We construct accurate models of the three-nucleon ($3N$) interaction by fitting, in a hybrid phenomenological approach, the low-energy constants parametrizing the subleading $3N$ contact operators to the triton binding energy, $n\text{−}d$ scattering lengths, cross section, and polarization observables of $p\text{−}d$ scattering at 2 MeV center-of-mass energy. These models lead to a satisfactory description of polarized $p\text{−}d$ scattering data in the whole energy range below the deuteron breakup threshold. In particular, the longstanding $A_y$ puzzle seems to be solved thanks to the new terms considered in the $3N$ force. Two types of hierarchies among the subleading contact operators are also derived, based on the large-$N_c$ counting and on a recently proposed relativistic counting. We test these hierarchies against the same experimental data and show that they are respected at a reasonable level.

Figure 1

Fitted curves, including only the tensor and spin-orbit subleading contact operator on the top of the AV18+UIX interaction, to a set of cross-section and polarization observables in $p\text{−}d$ scattering at 3 MeV proton energy [27], for $\mathrm{\Lambda }=200-500$ MeV (red bands) as compared to the purely two-body AV18 interaction (dashed black lines) and to the AV18+UIX two- and three-nucleon interaction (dashed-dotted, blue lines).

Figure 2

Same as Fig. 1 but including all the $T=1/2$ subleading contact operators.

Figure 3

Predictions of the models determined at $\mathrm{\Lambda }$ between 200 and 500 MeV (red bands) for a set of cross section and polarization $p\text{−}d$ observables at $E_p=1$ MeV energy, as compared to the purely two-body AV18 interaction (dashed, black lines) and to the AV18+UIX two- and three-nucleon interaction (dashed-dotted, blue lines), in comparison to experimental data [44].

Figure 4

Predictions of the model determined at $\mathrm{\Lambda }=300$ MeV for a set of cross section and polarization $p\text{−}d$ observables at $E_p=2.5$ MeV proton energy (solid, red lines) as compared to the purely two-body AV18 interaction (dashed, black lines) and to the AV18+UIX two- and three-nucleon interaction (dashed-dotted, blue lines), in comparison to experimental data [27].

Figure 5

Same as Fig. 4 but for $E_p=2$ MeV proton energy.
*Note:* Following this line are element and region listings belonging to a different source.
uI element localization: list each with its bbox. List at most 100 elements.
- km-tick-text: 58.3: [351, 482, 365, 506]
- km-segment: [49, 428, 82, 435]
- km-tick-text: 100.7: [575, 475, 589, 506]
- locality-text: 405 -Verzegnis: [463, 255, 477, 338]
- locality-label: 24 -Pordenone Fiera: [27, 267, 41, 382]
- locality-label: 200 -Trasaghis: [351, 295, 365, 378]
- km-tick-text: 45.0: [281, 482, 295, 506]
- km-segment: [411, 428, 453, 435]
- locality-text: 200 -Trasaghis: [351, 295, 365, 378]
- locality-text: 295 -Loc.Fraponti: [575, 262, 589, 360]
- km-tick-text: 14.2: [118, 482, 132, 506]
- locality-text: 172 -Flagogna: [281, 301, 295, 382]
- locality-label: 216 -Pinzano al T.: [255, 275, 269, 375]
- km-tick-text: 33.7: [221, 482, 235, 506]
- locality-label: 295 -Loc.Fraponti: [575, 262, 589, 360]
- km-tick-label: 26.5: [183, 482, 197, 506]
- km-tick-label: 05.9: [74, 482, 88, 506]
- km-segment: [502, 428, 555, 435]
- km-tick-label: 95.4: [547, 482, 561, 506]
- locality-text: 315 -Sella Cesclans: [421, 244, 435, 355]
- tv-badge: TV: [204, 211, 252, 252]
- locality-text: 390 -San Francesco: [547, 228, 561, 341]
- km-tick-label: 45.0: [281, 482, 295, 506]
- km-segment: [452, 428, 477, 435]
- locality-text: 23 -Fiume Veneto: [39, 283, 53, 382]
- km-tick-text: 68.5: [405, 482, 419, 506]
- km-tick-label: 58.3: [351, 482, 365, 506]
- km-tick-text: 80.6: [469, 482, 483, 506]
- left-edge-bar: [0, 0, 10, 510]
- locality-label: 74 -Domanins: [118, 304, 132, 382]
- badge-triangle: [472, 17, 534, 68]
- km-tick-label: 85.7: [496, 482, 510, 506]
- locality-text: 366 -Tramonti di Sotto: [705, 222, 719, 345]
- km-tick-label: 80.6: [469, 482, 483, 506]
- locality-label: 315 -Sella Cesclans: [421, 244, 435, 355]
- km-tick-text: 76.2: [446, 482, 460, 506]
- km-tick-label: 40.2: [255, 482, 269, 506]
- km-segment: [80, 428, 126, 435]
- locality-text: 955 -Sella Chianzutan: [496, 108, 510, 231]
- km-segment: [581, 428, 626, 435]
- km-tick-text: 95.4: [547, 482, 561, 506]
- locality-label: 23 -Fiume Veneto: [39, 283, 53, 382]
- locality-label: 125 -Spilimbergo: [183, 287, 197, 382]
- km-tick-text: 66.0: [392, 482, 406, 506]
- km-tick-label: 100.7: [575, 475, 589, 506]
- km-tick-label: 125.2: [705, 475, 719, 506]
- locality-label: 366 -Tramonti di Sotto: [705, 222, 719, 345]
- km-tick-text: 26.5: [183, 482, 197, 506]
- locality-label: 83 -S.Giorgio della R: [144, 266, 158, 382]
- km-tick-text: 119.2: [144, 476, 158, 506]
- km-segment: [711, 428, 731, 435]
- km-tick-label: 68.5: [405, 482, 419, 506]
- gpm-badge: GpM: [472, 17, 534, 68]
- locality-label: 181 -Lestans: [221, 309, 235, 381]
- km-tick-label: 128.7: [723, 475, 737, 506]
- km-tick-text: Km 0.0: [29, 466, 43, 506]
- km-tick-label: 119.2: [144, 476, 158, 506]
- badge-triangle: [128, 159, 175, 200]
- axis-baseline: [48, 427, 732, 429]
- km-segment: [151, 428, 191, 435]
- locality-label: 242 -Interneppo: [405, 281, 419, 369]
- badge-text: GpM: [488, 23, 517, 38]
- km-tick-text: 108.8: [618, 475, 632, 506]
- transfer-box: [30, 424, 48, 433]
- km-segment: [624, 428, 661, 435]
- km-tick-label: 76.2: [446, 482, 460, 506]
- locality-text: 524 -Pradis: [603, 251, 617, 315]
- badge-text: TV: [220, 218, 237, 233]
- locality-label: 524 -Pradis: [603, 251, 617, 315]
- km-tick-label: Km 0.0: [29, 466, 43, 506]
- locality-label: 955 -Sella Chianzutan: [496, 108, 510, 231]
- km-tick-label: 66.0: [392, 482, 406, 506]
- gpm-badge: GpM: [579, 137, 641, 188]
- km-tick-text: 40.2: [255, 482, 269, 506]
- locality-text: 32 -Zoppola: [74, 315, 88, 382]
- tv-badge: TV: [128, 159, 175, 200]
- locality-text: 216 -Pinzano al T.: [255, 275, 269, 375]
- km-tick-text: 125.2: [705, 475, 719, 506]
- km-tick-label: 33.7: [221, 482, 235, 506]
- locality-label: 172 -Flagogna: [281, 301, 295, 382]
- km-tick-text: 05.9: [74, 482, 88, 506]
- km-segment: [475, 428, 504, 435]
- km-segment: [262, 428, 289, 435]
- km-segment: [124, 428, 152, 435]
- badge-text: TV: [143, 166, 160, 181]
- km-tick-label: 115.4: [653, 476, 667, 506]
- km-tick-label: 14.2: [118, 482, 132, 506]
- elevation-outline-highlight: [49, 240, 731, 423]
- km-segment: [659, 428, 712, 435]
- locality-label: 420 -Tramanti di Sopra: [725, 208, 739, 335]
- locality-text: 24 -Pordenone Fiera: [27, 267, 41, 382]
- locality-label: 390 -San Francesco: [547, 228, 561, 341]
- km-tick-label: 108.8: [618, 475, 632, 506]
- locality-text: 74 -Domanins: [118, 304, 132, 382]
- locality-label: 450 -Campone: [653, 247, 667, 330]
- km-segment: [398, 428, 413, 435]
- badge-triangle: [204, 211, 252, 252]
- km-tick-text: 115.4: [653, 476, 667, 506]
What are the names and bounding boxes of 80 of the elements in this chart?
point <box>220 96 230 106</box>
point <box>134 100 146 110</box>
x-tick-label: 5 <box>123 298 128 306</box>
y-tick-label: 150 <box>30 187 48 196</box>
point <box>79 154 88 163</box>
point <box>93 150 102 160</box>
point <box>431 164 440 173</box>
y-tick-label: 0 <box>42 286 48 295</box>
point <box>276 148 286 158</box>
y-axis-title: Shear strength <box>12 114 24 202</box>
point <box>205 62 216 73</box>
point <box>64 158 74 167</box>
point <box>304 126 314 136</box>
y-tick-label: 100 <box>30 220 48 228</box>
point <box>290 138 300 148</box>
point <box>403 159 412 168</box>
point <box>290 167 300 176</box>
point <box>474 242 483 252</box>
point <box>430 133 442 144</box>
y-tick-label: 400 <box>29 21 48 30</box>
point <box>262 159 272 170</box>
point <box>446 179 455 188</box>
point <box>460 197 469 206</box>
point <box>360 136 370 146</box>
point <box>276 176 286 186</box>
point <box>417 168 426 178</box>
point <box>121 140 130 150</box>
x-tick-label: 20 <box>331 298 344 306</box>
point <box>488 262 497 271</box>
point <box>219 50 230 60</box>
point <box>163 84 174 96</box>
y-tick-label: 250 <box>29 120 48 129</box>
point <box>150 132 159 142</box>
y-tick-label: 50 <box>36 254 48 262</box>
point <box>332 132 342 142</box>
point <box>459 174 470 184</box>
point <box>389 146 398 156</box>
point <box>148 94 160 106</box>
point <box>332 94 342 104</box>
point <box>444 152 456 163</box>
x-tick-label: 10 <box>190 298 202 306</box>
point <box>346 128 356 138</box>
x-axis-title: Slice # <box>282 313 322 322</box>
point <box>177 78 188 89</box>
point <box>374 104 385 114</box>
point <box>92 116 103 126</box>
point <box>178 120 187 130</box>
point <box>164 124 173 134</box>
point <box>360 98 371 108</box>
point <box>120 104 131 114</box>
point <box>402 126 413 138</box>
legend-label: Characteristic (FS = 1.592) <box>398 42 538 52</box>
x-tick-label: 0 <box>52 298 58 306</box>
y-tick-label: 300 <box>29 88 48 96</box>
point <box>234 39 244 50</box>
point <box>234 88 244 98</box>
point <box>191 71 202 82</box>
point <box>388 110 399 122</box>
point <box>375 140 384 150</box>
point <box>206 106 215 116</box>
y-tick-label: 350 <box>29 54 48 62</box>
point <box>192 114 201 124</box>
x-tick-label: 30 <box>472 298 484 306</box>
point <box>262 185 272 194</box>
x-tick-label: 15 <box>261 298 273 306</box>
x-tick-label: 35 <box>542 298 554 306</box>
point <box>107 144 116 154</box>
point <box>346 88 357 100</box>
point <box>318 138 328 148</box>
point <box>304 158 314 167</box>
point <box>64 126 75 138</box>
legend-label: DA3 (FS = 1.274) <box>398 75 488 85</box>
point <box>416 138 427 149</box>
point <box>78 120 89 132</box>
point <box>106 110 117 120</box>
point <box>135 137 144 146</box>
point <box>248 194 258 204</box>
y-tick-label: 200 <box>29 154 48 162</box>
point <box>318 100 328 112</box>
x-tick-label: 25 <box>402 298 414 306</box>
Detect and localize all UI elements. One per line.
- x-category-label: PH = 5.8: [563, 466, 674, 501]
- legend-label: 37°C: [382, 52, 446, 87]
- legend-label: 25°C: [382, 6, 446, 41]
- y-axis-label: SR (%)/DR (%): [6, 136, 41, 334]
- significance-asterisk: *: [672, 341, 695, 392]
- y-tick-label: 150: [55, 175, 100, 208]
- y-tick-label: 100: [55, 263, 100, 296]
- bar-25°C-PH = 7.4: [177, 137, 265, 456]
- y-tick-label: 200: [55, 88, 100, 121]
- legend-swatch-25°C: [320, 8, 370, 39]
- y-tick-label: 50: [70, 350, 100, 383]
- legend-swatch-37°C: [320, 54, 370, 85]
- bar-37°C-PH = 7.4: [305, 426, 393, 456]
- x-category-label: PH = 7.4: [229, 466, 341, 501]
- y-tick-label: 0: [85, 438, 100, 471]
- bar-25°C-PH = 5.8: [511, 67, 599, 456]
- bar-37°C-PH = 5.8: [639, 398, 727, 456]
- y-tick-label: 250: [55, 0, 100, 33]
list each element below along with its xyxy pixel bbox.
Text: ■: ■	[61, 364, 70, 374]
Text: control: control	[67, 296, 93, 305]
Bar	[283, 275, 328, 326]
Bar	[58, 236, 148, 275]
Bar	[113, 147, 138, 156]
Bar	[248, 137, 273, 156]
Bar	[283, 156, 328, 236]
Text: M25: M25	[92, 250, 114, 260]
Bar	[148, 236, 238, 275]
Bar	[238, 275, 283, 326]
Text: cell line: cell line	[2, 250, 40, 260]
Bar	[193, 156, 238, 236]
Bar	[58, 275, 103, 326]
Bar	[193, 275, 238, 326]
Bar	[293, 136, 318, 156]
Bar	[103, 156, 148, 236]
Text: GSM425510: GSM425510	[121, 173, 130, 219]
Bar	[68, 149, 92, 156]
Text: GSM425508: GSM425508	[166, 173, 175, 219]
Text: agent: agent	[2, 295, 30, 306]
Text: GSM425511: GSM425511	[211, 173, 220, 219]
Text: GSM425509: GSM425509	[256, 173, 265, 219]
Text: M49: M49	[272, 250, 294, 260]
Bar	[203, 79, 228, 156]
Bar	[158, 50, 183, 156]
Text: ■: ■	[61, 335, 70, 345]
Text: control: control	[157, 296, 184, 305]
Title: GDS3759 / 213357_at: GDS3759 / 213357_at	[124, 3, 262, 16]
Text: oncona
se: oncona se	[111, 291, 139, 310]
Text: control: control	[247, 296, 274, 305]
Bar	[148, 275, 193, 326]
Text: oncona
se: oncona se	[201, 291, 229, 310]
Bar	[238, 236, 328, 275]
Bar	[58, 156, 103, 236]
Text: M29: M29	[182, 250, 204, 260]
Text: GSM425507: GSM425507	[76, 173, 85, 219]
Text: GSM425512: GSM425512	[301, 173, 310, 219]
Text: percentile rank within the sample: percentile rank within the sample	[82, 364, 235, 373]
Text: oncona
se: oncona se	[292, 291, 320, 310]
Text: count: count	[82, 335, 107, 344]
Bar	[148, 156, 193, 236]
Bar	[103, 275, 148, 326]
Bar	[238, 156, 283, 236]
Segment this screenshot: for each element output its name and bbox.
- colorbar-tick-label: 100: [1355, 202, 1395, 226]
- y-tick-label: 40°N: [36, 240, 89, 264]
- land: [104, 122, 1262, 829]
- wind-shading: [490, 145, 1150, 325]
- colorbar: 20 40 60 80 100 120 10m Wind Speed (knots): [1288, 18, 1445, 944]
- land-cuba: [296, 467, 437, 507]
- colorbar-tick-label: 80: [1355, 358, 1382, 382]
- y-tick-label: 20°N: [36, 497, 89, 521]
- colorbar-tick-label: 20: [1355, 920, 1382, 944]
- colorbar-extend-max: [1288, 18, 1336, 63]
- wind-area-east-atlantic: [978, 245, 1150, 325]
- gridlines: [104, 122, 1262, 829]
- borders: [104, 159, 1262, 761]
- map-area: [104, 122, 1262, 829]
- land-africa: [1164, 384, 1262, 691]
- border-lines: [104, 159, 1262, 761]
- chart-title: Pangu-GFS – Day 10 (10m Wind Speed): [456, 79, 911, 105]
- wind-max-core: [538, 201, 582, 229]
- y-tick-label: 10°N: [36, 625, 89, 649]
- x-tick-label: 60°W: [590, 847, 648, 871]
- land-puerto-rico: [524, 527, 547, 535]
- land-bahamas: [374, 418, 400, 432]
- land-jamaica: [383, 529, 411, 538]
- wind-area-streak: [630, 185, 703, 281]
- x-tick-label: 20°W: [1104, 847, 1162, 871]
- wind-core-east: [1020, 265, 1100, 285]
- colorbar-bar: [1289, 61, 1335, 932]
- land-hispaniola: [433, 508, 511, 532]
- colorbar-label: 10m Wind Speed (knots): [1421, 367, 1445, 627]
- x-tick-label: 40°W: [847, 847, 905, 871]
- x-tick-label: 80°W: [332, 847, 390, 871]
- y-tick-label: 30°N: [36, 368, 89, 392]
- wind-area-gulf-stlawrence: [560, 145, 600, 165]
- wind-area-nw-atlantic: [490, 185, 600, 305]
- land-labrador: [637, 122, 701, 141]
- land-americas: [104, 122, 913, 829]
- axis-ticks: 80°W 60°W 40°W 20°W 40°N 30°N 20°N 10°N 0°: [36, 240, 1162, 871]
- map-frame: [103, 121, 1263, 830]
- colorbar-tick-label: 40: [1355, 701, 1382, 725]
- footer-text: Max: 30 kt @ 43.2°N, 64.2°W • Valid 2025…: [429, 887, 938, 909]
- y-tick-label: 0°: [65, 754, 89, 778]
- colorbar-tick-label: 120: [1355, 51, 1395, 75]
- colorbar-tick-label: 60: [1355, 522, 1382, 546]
Data are from Ref. [44].

Figure 6

Same as Fig. 4 but for proton energy $E_p=0.647$ MeV. Data are from Ref. [45].

Figure 7

Prediction of the model determined at $\mathrm{\Lambda }=300$ MeV (red stars connected by solid lines) for the center-of-mass energy dependence of the vector polarization observable $i{T}_{11}$ at $\theta ={88}^{\circ }$ as compared to available experimental data of Ref. [45]. Also shown is the prediction of the simplified model corresponding to the second row of Table 1 (red stars, connected by dotted lines), of the purely two-body AV18 interaction (black stars connected by dashed lines) and to the AV18+UIX nuclear interaction (blues stars connected by dashed-dotted lines).

Figure 8

Same as Fig. 1 but for the models that include all the $T=1/2$ subleading contact operators, without the UIX TNI.

Figure 9

Fit results in the leading order of the large-$N_c$ limit to a set of cross section and polarization $p\text{−}d$ observables at 3 MeV proton energy, for $\mathrm{\Lambda }=200\text{–}500$ MeV (red bands) as compared to the purely two-body AV18 interaction (dashed, black lines) and to the AV18+UIX two- and three-nucleon interaction (dashed-dotted, blue lines).

Figure 10

Fit results in the leading order of the relativistic counting to a set of cross section and polarization $p\text{−}d$ observables at 3 MeV proton energy, for $\mathrm{\Lambda }=200\text{–}500$ MeV (red bands) as compared to the purely two-body AV18 interaction (dashed, black lines) and to the AV18+UIX two- and three-nucleon interaction (dashed-dotted, blue lines).